Construída com financiamento do BNDES, barcaça para transporte de minério é lançada ao rio, no Amazonas

  • Banco aprovou R$ 3,2 bilhões para LHG Logística construir 400 barcaças e oito empurradores para transporte hidroviário de minérios de ferro e manganês

A diretora de Infraestrutura e Mudança Climática do Banco Nacional de Desenvolvimento Econômico e Social (BNDES), Luciana Costa, participou, ao lado do presidente da República, Luiz Inácio Lula da Silva, nesta quarta-feira, 27, do lançamento ao rio de uma barcaça para transporte de minério construída no estaleiro de Juruá, em Iranduba, Região Metropolitana de Manaus (AM). A barcaça integra financiamento aprovado pelo Banco, no valor de R$ 3,2 bilhões, com recursos do Fundo da Marinha Mercante (FMM), para a LHG Logística Ltda construir 400 barcaças e oito empurradores para o transporte hidroviário de minérios de ferro e manganês pelos rios Paraná e Paraguai.

Do total do financiamento, o BNDES já desembolsou R$ 1 bilhão. Desses recursos, R$ 230 milhões foram liberados para o estaleiro Juruá, que já entregou 27 das 128 barcaças mineraleiras previstas. Outras 51 estão em construção. Em todo o projeto, 72 barcaças já foram entregues e entraram em operação. Há ainda 98 barcaças e 6 empurradores em diversos estágios de produção e transporte. As embarcações estão sendo construídas e entregues ao longo dos próximos quatro anos em quatro estaleiros nacionais, localizados nas regiões Norte e Nordeste, impulsionando o setor naval brasileiro e gerando empregos e desenvolvimento nessas regiões.

“Com essa operação, o BNDES, sob a orientação do governo do presidente Lula, estimula a participação de empresas nacionais, com embarcações de bandeira brasileira, no setor de apoio marítimo, gera empregos e fortalece o modal hidroviário para o escoamento de minério de ferro produzido no Mato Grosso do Sul, reduzindo em 95% as emissões de gases do efeito estufa em comparação com o transporte rodoviário”, explica o presidente do BNDES, Aloizio Mercadante.

O escoamento de minérios extraídos em Corumbá (MS) e carregados nas barcaças atravessam 2.500 km pela hidrovia, cruzando o Paraguai, até chegar ao terminal marítimo de Nova Palmira, no Uruguai, onde são carregados em navios de longo curso. As prioridades para o financiamento foram concedidas pelo Conselho Diretor do Fundo da Marinha Mercante (CDFMM), formado pelo Ministério dos Portos e Aeroportos e outros ministérios, além de entidades representativas da sociedade civil e bancos públicos.
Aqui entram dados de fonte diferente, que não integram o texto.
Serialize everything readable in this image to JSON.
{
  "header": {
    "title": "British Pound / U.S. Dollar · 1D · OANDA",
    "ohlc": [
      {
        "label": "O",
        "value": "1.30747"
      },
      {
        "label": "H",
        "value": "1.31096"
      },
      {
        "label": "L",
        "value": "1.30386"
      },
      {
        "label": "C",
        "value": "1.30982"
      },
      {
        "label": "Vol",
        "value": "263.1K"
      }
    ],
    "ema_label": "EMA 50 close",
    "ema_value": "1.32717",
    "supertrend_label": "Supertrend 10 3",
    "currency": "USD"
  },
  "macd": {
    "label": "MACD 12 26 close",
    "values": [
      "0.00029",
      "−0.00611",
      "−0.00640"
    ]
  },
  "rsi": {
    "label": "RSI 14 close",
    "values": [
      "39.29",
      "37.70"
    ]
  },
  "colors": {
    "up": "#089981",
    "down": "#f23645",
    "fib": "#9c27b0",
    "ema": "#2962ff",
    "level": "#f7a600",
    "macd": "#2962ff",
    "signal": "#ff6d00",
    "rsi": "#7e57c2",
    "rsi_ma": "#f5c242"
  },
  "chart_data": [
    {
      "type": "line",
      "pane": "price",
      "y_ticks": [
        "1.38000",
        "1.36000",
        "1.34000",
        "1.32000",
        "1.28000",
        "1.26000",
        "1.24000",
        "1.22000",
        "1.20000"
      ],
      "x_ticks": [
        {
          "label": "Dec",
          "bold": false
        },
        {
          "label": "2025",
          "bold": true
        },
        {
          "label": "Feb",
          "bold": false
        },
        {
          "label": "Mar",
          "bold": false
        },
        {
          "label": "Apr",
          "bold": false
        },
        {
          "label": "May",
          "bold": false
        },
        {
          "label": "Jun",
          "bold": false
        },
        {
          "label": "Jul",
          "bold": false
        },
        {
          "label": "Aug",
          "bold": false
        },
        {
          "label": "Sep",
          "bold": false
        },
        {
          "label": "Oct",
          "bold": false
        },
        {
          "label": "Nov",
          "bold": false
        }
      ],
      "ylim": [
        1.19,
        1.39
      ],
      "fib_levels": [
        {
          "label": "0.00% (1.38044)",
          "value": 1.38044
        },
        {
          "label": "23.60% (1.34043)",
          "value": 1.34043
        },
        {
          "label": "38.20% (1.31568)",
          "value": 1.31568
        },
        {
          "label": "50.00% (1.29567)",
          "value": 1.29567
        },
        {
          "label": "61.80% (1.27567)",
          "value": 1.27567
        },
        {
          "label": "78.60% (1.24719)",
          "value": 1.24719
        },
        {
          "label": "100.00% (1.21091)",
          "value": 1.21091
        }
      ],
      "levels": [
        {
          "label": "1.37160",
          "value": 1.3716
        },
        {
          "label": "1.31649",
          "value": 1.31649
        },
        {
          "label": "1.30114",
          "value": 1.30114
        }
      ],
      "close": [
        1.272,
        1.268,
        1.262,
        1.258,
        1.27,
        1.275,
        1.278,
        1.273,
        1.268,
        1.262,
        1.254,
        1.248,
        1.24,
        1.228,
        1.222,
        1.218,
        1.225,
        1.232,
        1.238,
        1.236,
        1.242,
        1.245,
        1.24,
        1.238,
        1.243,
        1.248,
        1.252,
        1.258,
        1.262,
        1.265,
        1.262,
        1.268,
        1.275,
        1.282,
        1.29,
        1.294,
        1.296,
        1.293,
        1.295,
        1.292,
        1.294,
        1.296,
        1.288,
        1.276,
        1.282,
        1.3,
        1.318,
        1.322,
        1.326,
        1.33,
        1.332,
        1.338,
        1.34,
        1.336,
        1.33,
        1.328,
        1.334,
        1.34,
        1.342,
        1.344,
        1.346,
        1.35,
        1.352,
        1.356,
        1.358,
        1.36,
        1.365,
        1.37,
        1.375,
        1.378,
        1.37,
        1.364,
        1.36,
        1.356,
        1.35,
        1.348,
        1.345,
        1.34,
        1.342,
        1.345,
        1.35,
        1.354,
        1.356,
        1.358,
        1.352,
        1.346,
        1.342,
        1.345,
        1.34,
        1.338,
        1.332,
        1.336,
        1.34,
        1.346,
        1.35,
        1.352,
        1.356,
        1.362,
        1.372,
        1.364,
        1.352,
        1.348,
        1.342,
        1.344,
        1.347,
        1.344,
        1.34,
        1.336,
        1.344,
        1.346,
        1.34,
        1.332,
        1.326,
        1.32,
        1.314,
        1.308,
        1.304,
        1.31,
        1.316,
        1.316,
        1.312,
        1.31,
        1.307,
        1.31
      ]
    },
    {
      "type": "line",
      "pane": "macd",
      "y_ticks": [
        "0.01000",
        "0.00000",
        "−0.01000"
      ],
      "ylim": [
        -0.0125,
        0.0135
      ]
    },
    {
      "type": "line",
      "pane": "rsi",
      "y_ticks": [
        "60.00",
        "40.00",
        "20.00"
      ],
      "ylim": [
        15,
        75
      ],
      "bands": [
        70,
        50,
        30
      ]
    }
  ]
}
O projeto também reforça a relevância da hidrovia Paraguai-Paraná para a integração regional entre Brasil, Paraguai, Argentina e Uruguai. O trecho nacional da via navegável foi priorizado no Plano Geral de Outorgas (PGO), anunciado pelo Governo Federal em outubro de 2023, podendo se transformar em concessão nos próximos anos.

Fundo da Marinha Mercante – O Fundo da Maria Mercante é administrado pelo Ministério de Portos e Aeroportos, por intermédio do Conselho Diretor do Fundo da Marinha Mercante (CDFMM), tendo como agentes financeiros os bancos públicos federais. O FMM destina-se a prover recursos para o desenvolvimento da Marinha Mercante e da indústria de construção e reparação naval brasileiras (art. 22 da Lei nº 10.893/2004). O fundo, que tem como principal fonte de recursos o Adicional ao Frete para Renovação da Marinha Mercante (AFRMM), tem se constituído no alicerce central do Programa de Fomento ao Desenvolvimento da Marinha Mercante e da Indústria Naval.